What about a holding or illegal block penalty on a running play? In high school, those are 10-yard penalties from the spot of the foul so you get some weird distances marched off.
I've always counted those as runs and gave the person the yardage to the point of the penalty, then minus-10 from there, if the penalty occurred past the line. If the penalty is behind the line and it ends up being a 14-yard penalty or something like that, I just count all of the loss as penalty yardage and no run.
Never been sure if I've been doing it right or wrong all these years.
I think you're right. It's the perfect way to get 1st and 11.
 
Saw a team face fourth and goal from its own 25. They had first and goal from the 7 but two sacks, a couple of holding calls and three personal fouls got the ball rolling.
 
For those looking for clarification on stat keeping for football...
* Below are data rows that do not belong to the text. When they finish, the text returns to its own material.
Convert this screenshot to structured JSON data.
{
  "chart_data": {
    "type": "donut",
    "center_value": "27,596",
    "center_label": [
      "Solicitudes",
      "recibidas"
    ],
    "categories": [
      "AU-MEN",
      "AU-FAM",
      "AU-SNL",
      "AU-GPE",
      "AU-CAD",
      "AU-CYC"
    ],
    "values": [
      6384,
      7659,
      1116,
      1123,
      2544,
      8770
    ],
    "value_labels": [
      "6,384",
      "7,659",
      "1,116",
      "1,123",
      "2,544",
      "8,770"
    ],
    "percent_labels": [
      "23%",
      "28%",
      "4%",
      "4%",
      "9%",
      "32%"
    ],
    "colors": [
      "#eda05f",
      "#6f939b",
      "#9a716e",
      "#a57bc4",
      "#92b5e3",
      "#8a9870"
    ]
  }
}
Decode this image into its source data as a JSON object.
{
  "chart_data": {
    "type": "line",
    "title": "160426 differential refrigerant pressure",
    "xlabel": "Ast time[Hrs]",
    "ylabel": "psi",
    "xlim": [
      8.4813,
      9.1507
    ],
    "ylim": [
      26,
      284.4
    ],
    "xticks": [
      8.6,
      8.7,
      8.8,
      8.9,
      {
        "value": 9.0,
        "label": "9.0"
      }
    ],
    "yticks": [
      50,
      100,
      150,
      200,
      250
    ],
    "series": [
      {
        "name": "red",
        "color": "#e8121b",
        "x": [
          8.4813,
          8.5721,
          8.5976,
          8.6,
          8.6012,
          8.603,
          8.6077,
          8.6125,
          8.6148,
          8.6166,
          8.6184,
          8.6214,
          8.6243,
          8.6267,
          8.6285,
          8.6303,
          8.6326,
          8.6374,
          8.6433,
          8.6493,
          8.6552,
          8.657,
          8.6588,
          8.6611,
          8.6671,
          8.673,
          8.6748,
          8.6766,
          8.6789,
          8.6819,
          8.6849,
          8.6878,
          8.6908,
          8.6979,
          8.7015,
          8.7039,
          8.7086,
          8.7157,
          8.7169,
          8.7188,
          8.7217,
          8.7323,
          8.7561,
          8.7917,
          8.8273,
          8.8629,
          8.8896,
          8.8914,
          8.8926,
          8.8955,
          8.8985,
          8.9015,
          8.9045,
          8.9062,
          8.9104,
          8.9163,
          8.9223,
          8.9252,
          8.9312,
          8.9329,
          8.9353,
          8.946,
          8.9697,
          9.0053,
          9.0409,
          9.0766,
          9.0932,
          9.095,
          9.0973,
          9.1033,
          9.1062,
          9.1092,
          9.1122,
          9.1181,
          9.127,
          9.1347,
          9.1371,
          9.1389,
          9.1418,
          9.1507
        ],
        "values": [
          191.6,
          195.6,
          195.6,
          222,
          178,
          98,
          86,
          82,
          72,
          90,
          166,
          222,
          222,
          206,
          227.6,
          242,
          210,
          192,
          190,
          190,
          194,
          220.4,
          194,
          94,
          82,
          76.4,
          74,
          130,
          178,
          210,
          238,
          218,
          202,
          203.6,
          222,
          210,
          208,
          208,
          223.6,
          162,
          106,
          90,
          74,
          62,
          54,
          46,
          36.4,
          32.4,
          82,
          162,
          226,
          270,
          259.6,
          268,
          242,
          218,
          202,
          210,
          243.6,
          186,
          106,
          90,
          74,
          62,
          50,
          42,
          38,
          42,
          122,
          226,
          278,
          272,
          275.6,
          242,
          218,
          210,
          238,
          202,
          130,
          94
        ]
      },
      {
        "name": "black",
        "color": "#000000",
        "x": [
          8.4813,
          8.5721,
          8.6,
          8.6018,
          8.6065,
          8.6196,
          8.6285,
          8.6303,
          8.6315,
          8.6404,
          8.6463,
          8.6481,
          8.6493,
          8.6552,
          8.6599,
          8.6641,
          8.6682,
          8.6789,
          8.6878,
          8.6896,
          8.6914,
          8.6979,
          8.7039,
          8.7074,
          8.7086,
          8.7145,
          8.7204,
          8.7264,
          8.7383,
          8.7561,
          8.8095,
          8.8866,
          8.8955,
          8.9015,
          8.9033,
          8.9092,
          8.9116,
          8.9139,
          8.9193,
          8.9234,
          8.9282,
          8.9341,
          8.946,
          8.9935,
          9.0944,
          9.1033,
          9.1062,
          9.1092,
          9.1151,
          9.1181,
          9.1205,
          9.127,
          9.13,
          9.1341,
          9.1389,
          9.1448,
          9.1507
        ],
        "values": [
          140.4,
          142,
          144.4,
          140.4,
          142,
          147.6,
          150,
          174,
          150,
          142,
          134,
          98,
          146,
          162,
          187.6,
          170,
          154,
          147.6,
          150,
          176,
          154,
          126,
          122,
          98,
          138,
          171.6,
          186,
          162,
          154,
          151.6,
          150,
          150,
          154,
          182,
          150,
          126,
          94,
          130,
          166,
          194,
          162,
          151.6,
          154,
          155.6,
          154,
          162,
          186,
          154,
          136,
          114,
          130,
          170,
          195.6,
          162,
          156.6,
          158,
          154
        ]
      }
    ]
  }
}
http://www.nflgsis.com/gsis/documentation/stadiumguides/guide_for_statisticians.pdf

The general rule of thumb is that HS stats usually follow the NCAA guide, as the HS/NCAA games (and rulebooks) are more similar.

NCAA Football Statisticians' Manual

There are some differences - most notably, a sack in the NFL is scored as lost passing yardage to the team, but no individual offensive stats are affected. In the NCAA, a sack is scored as a run play and lost individual rushing yardage.

The other major difference I've noticed is that all offensive touchdowns are first downs in the NFL, whereas a touchdown is only a first down in the NCAA if the first-down marker is passed (e.g., no first down on a TD scored on a goal-to-go situation). Also, in the NFL, if you get a first down on a play + 15-yard penalty, that is scored as two first downs for the offensive team. Just one in the NCAA.
 
I've always recorded any lost yardage by the QB as a sack even whether or not it was a designed run play.

As I understand it, in college (or high school) the sack is only credited on what looks like a pass play. Otherwise if a team plays another team that runs the option a lot, the sack numbers will be inflated.
 
I think you're right. It's the perfect way to get 1st and 11.

A bit of irony here that you mention this. Last game I covered this season, an 8-man championship game last week, exactly that happened. Quarterback ran in for a touchdown only to have it wiped out by a block in the back at the 1-yard line, thus setting up first-and-goal from the 11.